On va se montrer un peu plus optimiste quand même. Il y a des espoirs qui sont placés sur Sedjati, qui a réalisé la troisième meilleure performance mondiale de tous les temps sur 800 mètres. Le meilleur chrono pour l’année 2024, la Diamond League de Paris avant-hier. C’est même la meilleure performance mondiale de l’année, comme on a dit. Cela fait certainement de lui un favori pour l’Or aux Jeux Olympiques…

Pour moi : oui. Cette année, j’ai suivi un petit peu ce qu’il faisait à l’entraînement. Même à la compétition. On voit bien qu’à chaque sortie, il est là. Cette année, il a commencé à courir en mai. Et à chaque compétition, il progresse. Chaque compétition, on voit le chrono qui est meilleur. C’est un bon signe. Il est là et il monte en puissance. J’avoue qu’il a un entraîneur très compétent (Amar Benida, NDLR). Il connaît bien le haut niveau. Il vit dans le haut niveau depuis longtemps.
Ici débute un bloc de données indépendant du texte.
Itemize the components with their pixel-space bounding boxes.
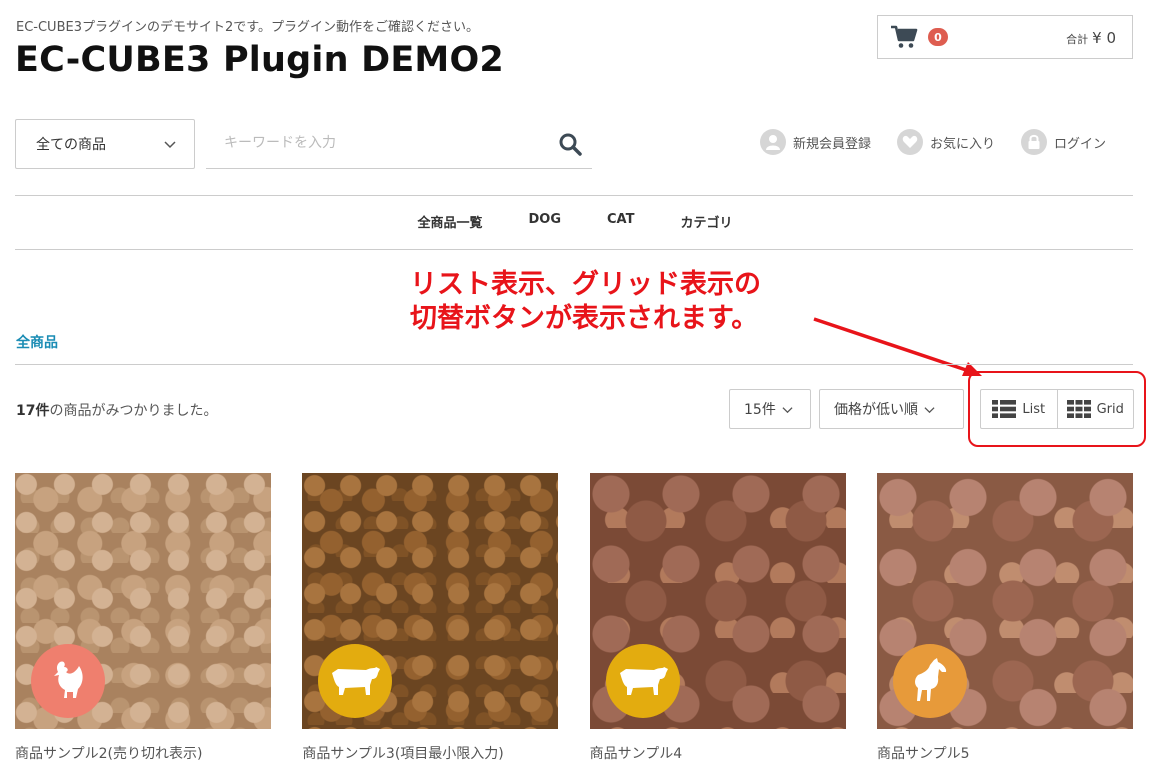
- heart-icon: [897, 129, 924, 155]
- result-count: 17件の商品がみつかりました。: [16, 400, 217, 420]
- grid-view-label: Grid: [1096, 401, 1124, 417]
- chevron-down-icon: [924, 406, 935, 413]
- signup-label: 新規会員登録: [793, 136, 872, 152]
- product-name[interactable]: 商品サンプル5: [877, 743, 1133, 760]
- divider: [15, 364, 1133, 365]
- product-card[interactable]: 商品サンプル4: [589, 473, 846, 760]
- chevron-down-icon: [164, 141, 176, 149]
- list-view-icon: [992, 400, 1017, 418]
- grid-view-icon: [1066, 400, 1091, 418]
- search-bar: [206, 119, 592, 169]
- cow-icon: [318, 644, 393, 718]
- user-icon: [760, 129, 786, 155]
- product-image[interactable]: [589, 473, 846, 729]
- login-link[interactable]: ログイン: [1021, 129, 1106, 155]
- per-page-select[interactable]: 15件: [729, 389, 811, 429]
- chicken-icon: [31, 644, 105, 718]
- annotation-line-1: リスト表示、グリッド表示の: [410, 269, 761, 300]
- grid-view-button[interactable]: Grid: [1056, 390, 1134, 428]
- site-title[interactable]: EC-CUBE3 Plugin DEMO2: [15, 40, 504, 80]
- product-image[interactable]: [15, 473, 271, 729]
- product-grid: 商品サンプル2(売り切れ表示) 商品サンプル3(項目最小限入力) 商品サンプル4…: [15, 473, 1133, 760]
- cart-total-label: 合計: [1066, 33, 1089, 46]
- nav-item-all-products[interactable]: 全商品一覧: [417, 212, 482, 231]
- annotation-line-2: 切替ボタンが表示されます。: [410, 303, 759, 334]
- annotation-text: リスト表示、グリッド表示の 切替ボタンが表示されます。: [410, 268, 761, 336]
- annotation-arrow-icon: [813, 317, 982, 376]
- signup-link[interactable]: 新規会員登録: [760, 129, 871, 155]
- cart-total-amount: ¥ 0: [1092, 29, 1116, 47]
- nav-item-cat[interactable]: CAT: [607, 212, 634, 231]
- product-card[interactable]: 商品サンプル2(売り切れ表示): [15, 473, 271, 760]
- list-view-button[interactable]: List: [981, 390, 1057, 428]
- product-card[interactable]: 商品サンプル3(項目最小限入力): [302, 473, 559, 760]
- nav-item-dog[interactable]: DOG: [529, 212, 562, 231]
- search-input[interactable]: [206, 119, 546, 167]
- divider: [15, 249, 1133, 250]
- product-name[interactable]: 商品サンプル4: [590, 743, 846, 760]
- per-page-value: 15件: [744, 402, 776, 418]
- cart-total: 合計 ¥ 0: [1066, 29, 1116, 47]
- horse-icon: [892, 644, 967, 718]
- product-image[interactable]: [876, 473, 1133, 729]
- product-card[interactable]: 商品サンプル5: [876, 473, 1133, 760]
- result-count-number: 17件: [16, 403, 50, 419]
- product-image[interactable]: [302, 473, 559, 729]
- search-icon[interactable]: [558, 132, 582, 156]
- header-links: 新規会員登録 お気に入り ログイン: [760, 129, 1106, 155]
- login-label: ログイン: [1054, 136, 1107, 152]
- cart-button[interactable]: 0 合計 ¥ 0: [877, 15, 1133, 59]
- list-view-label: List: [1022, 401, 1046, 417]
- favorites-link[interactable]: お気に入り: [897, 129, 995, 155]
- nav-item-category[interactable]: カテゴリ: [680, 212, 732, 231]
- cart-count-badge: 0: [928, 28, 948, 46]
- cow-icon: [605, 644, 680, 718]
- breadcrumb[interactable]: 全商品: [16, 332, 58, 352]
- chevron-down-icon: [782, 406, 793, 413]
- category-select[interactable]: 全ての商品: [15, 119, 195, 169]
- product-name[interactable]: 商品サンプル3(項目最小限入力): [302, 743, 558, 760]
- lock-icon: [1021, 129, 1048, 155]
- favorites-label: お気に入り: [930, 136, 996, 152]
- view-toggle: List Grid: [980, 389, 1134, 429]
- cart-icon: [891, 25, 918, 48]
- sort-select[interactable]: 価格が低い順: [819, 389, 964, 429]
- sort-value: 価格が低い順: [834, 402, 918, 418]
- category-select-value: 全ての商品: [36, 137, 106, 153]
- divider: [15, 195, 1133, 196]
- main-nav: 全商品一覧 DOG CAT カテゴリ: [0, 212, 1150, 231]
- result-count-suffix: の商品がみつかりました。: [49, 403, 218, 419]
- site-tagline: EC-CUBE3プラグインのデモサイト2です。プラグイン動作をご確認ください。: [16, 20, 479, 35]
- product-name[interactable]: 商品サンプル2(売り切れ表示): [15, 743, 271, 760]
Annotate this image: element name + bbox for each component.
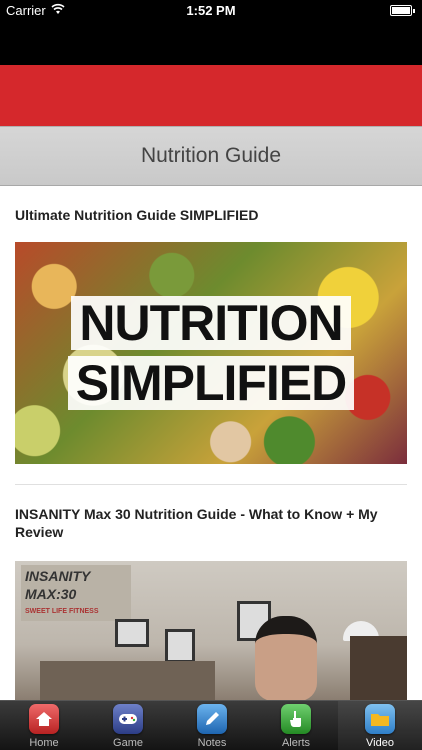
top-band (0, 22, 422, 65)
tab-video[interactable]: Video (338, 701, 422, 750)
folder-icon (365, 704, 395, 734)
thumbnail-logo-text: INSANITY MAX:30 (25, 568, 91, 602)
gamepad-icon (113, 704, 143, 734)
pen-icon (197, 704, 227, 734)
tab-label: Notes (197, 737, 227, 749)
video-item[interactable]: Ultimate Nutrition Guide SIMPLIFIED (15, 206, 407, 224)
thumbnail-logo: INSANITY MAX:30 SWEET LIFE FITNESS (21, 565, 131, 621)
page-title: Nutrition Guide (0, 126, 422, 186)
picture-frame (115, 619, 149, 647)
shelf (350, 636, 407, 700)
video-title[interactable]: Ultimate Nutrition Guide SIMPLIFIED (15, 206, 407, 224)
tab-label: Game (113, 737, 143, 749)
thumbnail-caption: SIMPLIFIED (67, 356, 355, 410)
clock: 1:52 PM (186, 3, 236, 18)
tab-game[interactable]: Game (86, 701, 170, 750)
video-thumbnail[interactable]: INSANITY MAX:30 SWEET LIFE FITNESS (15, 561, 407, 700)
video-title[interactable]: INSANITY Max 30 Nutrition Guide - What t… (15, 505, 407, 541)
battery-icon (390, 5, 415, 16)
video-feed[interactable]: Ultimate Nutrition Guide SIMPLIFIED NUTR… (0, 186, 422, 700)
tab-label: Alerts (281, 737, 311, 749)
red-banner (0, 65, 422, 126)
picture-frame (165, 629, 195, 663)
tab-bar: Home Game Notes Alerts Video (0, 700, 422, 750)
cabinet (40, 661, 215, 700)
video-thumbnail[interactable]: NUTRITION SIMPLIFIED (15, 242, 407, 464)
tab-alerts[interactable]: Alerts (254, 701, 338, 750)
person (255, 616, 317, 700)
home-icon (29, 704, 59, 734)
divider (15, 484, 407, 485)
tab-label: Video (366, 737, 394, 749)
thumbnail-caption: NUTRITION (71, 296, 351, 350)
video-item[interactable]: INSANITY Max 30 Nutrition Guide - What t… (15, 505, 407, 541)
status-bar: Carrier 1:52 PM (0, 0, 422, 22)
thumbnail-logo-sub: SWEET LIFE FITNESS (25, 608, 99, 615)
tab-notes[interactable]: Notes (170, 701, 254, 750)
tab-label: Home (29, 737, 59, 749)
hand-pointer-icon (281, 704, 311, 734)
tab-home[interactable]: Home (2, 701, 86, 750)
Pour moi, il est potentiellement médaillable sans problème ou accident. Maintenant, la dernière compétition à Paris, on a vu qu’il y avait 4 ou 5 athlètes qui ont couru moins de 1’42. 3 en 1’41, 2 en 1’42. Donc il y en a 4 ou 5 qui ont presque le même niveau. Je pense que ça se jouera sur les détails. Il faut qu’il se concentre. L’entraîneur a le savoir pour faire arriver son athlète en forme le jour J. Il faut qu’il gère bien la période pour qu’il arrive en forme le jour de la finale.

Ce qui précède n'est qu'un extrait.